私の句についての、先生の批評は次のとおりであった。
①旅人の歩みは軽し冬うらら
この句の、歩みは軽し(あゆみはかるし)は、足取り軽し(あしどりかろし)に変えた方がいいでしょう。歩みより足取りの方がこの句に的確だと思います。「かろやかなあしどり」というような使い方をしますから、“かろし”と読ませてください。

②服持ちてキャリケース引く冬麗
キャリケースはキャリーケース引くにすると中八の字余りになるのでキャリケースと中七にしたのでしょうが、言葉の省略としては無理があります。引くの動詞を使わないで作句したらどうでしょうか。
「服は手にキャリーケースや冬うらら」この方が無理なく意味が通じると思います。

③冬うらら日向(ひなた)に立ちてバスを待つ
この句は素直な句で良いと思います。夏は日向を避けてバスを待ちますが、冬の季節になると逆に日向で日向ぼっこをしながらバスを待つことがよくあります。冬うららの日常がよく伝わる句ですとこの句だけは1点しか得点しなかったが褒めていただいた

次に、今回私が選句した句について先生から説明を受けた
途中下車ローカル駅は冬うらら
私はこの句を、暖かい冬の日差しに誘われて、ふと途中下車した時の気持ちを詠んだ句だと思った。そして、作者の意図もそのような気持ちだとおっしゃっていた。

先生はこの句を次のように訂正された。

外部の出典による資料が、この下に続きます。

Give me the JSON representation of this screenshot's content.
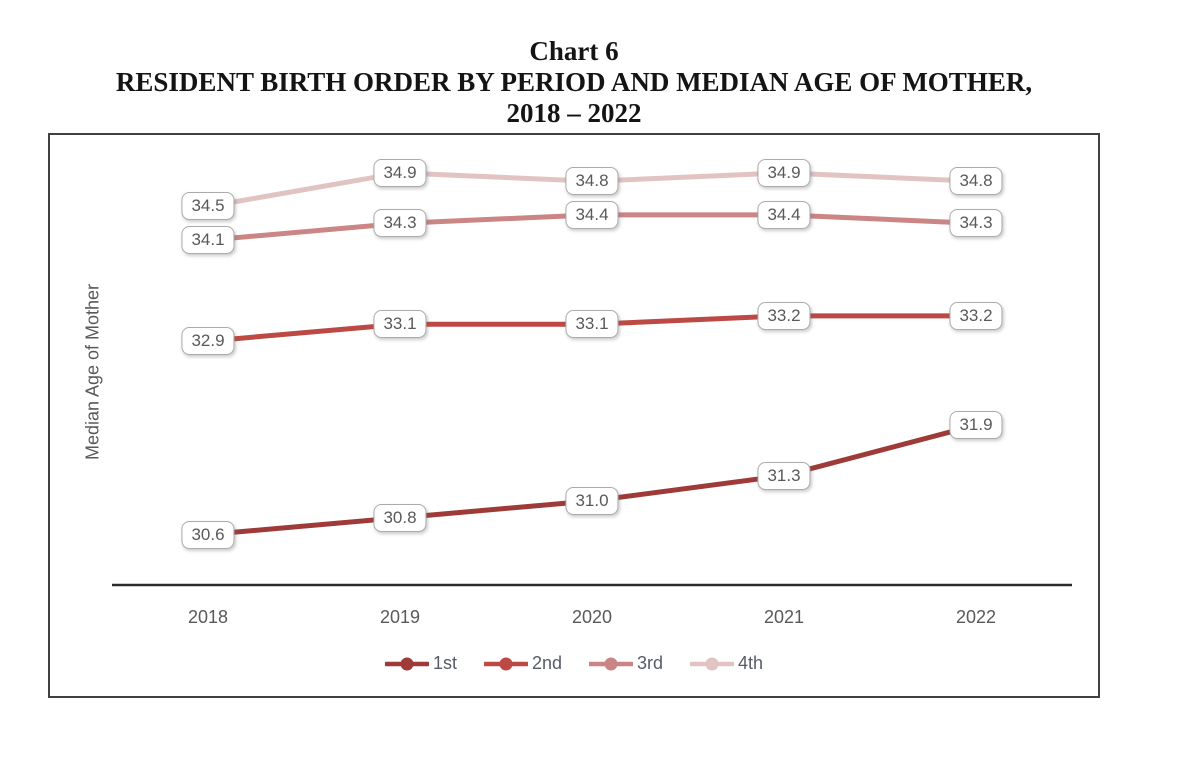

「冬うららローカル線の途中下車」確かにローカル駅をローカル線に変えると、その駅だけが冬うららではなくその沿線全体が冬うららとなりその方が説得力があると納得した。

パン生地をこねる午後二時冬うらら
私はパン作りを以前したことがある。パンを作る時は空気を抜くためパンパン叩いたり、こねたりして夢中になって取り組んだことがある。それを思い出しながらこの句を選句した。

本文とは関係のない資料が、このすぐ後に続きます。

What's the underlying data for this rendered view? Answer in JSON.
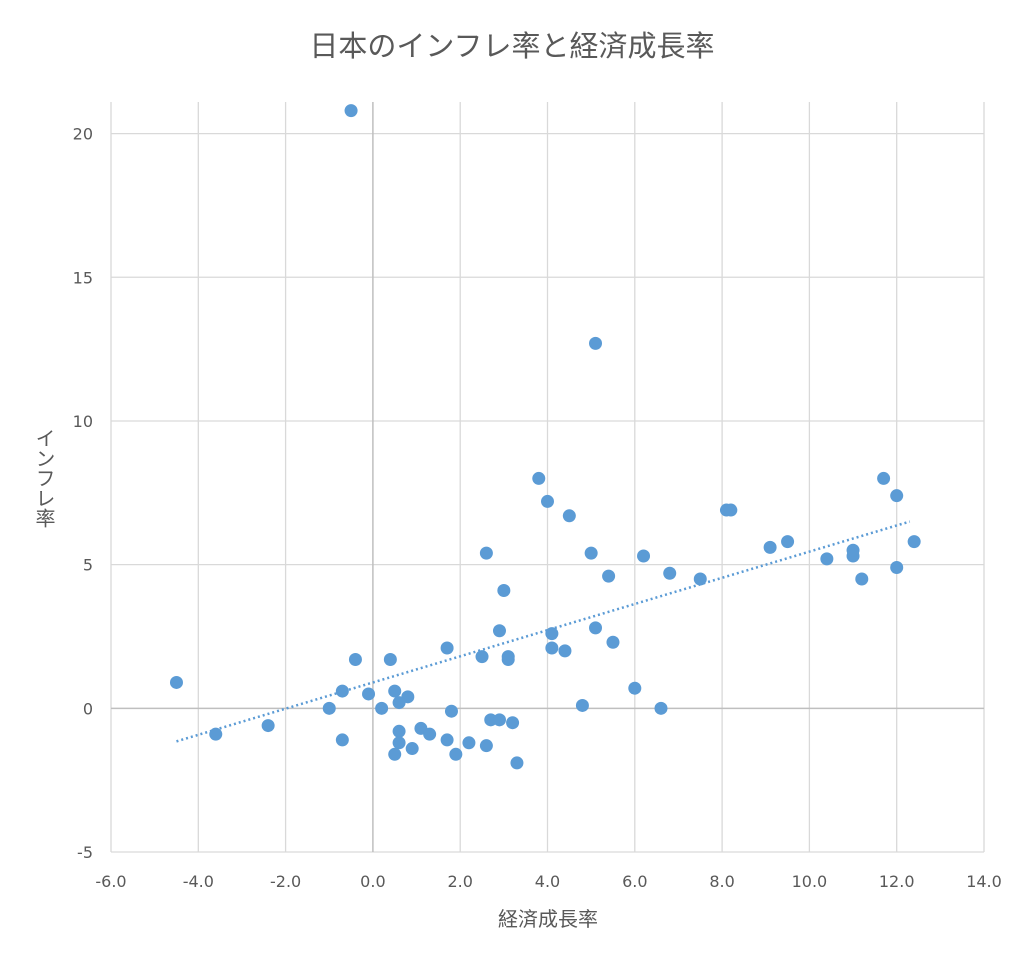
{
  "chart_data": {
    "type": "scatter",
    "title": "日本のインフレ率と経済成長率",
    "xlabel": "経済成長率",
    "ylabel": "インフレ率",
    "xlim": [
      -6.0,
      14.0
    ],
    "ylim": [
      -5,
      22
    ],
    "x_ticks": [
      -6.0,
      -4.0,
      -2.0,
      0.0,
      2.0,
      4.0,
      6.0,
      8.0,
      10.0,
      12.0,
      14.0
    ],
    "x_tick_labels": [
      "-6.0",
      "-4.0",
      "-2.0",
      "0.0",
      "2.0",
      "4.0",
      "6.0",
      "8.0",
      "10.0",
      "12.0",
      "14.0"
    ],
    "y_ticks": [
      -5,
      0,
      5,
      10,
      15,
      20
    ],
    "y_tick_labels": [
      "-5",
      "0",
      "5",
      "10",
      "15",
      "20"
    ],
    "grid": true,
    "marker_color": "#5B9BD5",
    "trendline": {
      "type": "linear",
      "style": "dotted",
      "color": "#5B9BD5",
      "x_start": -4.5,
      "x_end": 12.3,
      "y_start": -1.15,
      "y_end": 6.5
    },
    "points": [
      {
        "x": -0.5,
        "y": 20.8
      },
      {
        "x": 5.1,
        "y": 12.7
      },
      {
        "x": 3.8,
        "y": 8.0
      },
      {
        "x": 4.0,
        "y": 7.2
      },
      {
        "x": 4.5,
        "y": 6.7
      },
      {
        "x": 2.6,
        "y": 5.4
      },
      {
        "x": 5.0,
        "y": 5.4
      },
      {
        "x": 6.2,
        "y": 5.3
      },
      {
        "x": 5.4,
        "y": 4.6
      },
      {
        "x": 6.8,
        "y": 4.7
      },
      {
        "x": 7.5,
        "y": 4.5
      },
      {
        "x": 8.1,
        "y": 6.9
      },
      {
        "x": 8.2,
        "y": 6.9
      },
      {
        "x": 9.1,
        "y": 5.6
      },
      {
        "x": 9.5,
        "y": 5.8
      },
      {
        "x": 10.4,
        "y": 5.2
      },
      {
        "x": 11.0,
        "y": 5.3
      },
      {
        "x": 11.0,
        "y": 5.5
      },
      {
        "x": 11.2,
        "y": 4.5
      },
      {
        "x": 11.7,
        "y": 8.0
      },
      {
        "x": 12.0,
        "y": 7.4
      },
      {
        "x": 12.0,
        "y": 4.9
      },
      {
        "x": 12.4,
        "y": 5.8
      },
      {
        "x": 3.0,
        "y": 4.1
      },
      {
        "x": 2.9,
        "y": 2.7
      },
      {
        "x": 5.1,
        "y": 2.8
      },
      {
        "x": 5.5,
        "y": 2.3
      },
      {
        "x": 4.1,
        "y": 2.6
      },
      {
        "x": 4.1,
        "y": 2.1
      },
      {
        "x": 4.4,
        "y": 2.0
      },
      {
        "x": 1.7,
        "y": 2.1
      },
      {
        "x": 2.5,
        "y": 1.8
      },
      {
        "x": 3.1,
        "y": 1.8
      },
      {
        "x": 3.1,
        "y": 1.7
      },
      {
        "x": 0.4,
        "y": 1.7
      },
      {
        "x": -0.4,
        "y": 1.7
      },
      {
        "x": -4.5,
        "y": 0.9
      },
      {
        "x": -0.7,
        "y": 0.6
      },
      {
        "x": -0.1,
        "y": 0.5
      },
      {
        "x": 0.5,
        "y": 0.6
      },
      {
        "x": 0.8,
        "y": 0.4
      },
      {
        "x": 0.6,
        "y": 0.2
      },
      {
        "x": 6.0,
        "y": 0.7
      },
      {
        "x": 4.8,
        "y": 0.1
      },
      {
        "x": 6.6,
        "y": 0.0
      },
      {
        "x": -1.0,
        "y": 0.0
      },
      {
        "x": 0.2,
        "y": 0.0
      },
      {
        "x": 1.8,
        "y": -0.1
      },
      {
        "x": 2.7,
        "y": -0.4
      },
      {
        "x": 2.9,
        "y": -0.4
      },
      {
        "x": 3.2,
        "y": -0.5
      },
      {
        "x": 1.1,
        "y": -0.7
      },
      {
        "x": 0.6,
        "y": -0.8
      },
      {
        "x": 1.3,
        "y": -0.9
      },
      {
        "x": -3.6,
        "y": -0.9
      },
      {
        "x": -2.4,
        "y": -0.6
      },
      {
        "x": -0.7,
        "y": -1.1
      },
      {
        "x": 0.6,
        "y": -1.2
      },
      {
        "x": 1.7,
        "y": -1.1
      },
      {
        "x": 2.2,
        "y": -1.2
      },
      {
        "x": 2.6,
        "y": -1.3
      },
      {
        "x": 0.9,
        "y": -1.4
      },
      {
        "x": 0.5,
        "y": -1.6
      },
      {
        "x": 1.9,
        "y": -1.6
      },
      {
        "x": 3.3,
        "y": -1.9
      }
    ]
  }
}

この句について先生は次のように訂正した。「パン生地をこねて午後二時冬うらら」パン作りを楽しんでいる様子を詠むのであれば“こねる”を“こねて”に変えたほうがいいでしょう。パン作りに一生懸命になっているといつの間にか二時になっているという気持ちを表すには「こねる」より「こねて」のほうが効果的です。より楽しい雰囲気が伝わります。助詞の使い方には気をつけてくださいと指摘された。

病室でともに語りて冬うらら
私はこの句を、患者同士が冬うららの一日、病室で仲良く話をしている様子を想像して選句した。作者の意図も同じであったが、先生は次のように指摘された。この句の欠点は「病室で」の「で」が使われていることです。俳句は「で」を嫌います。理由は悪い響きもありますが、「で」は説明調になることから嫌います。できるだけ使わないようにしましょう。「病室にともに語りて冬うらら」使うなら「で」より「に」がましです。といって次の句に訂正された。「同病の話の合うて冬うらら」

 私の自作句についての低得点は力不足だから仕方のないことと納得するが、私が良い句だと思って選句した句も必ずしも高得点ではない。これは先生が指摘された欠点を他の皆さんはわかっていて選句しなかった結果と理解することもできる。投句も選句も俳句の力がないとできないようだ。俳句の力は「俳筋力」と言いますと夏井いつきさんが以前おっしゃっていた。その俳筋力は続けることで養われるともおっしゃっていた。めげないで続けていきたいと思う。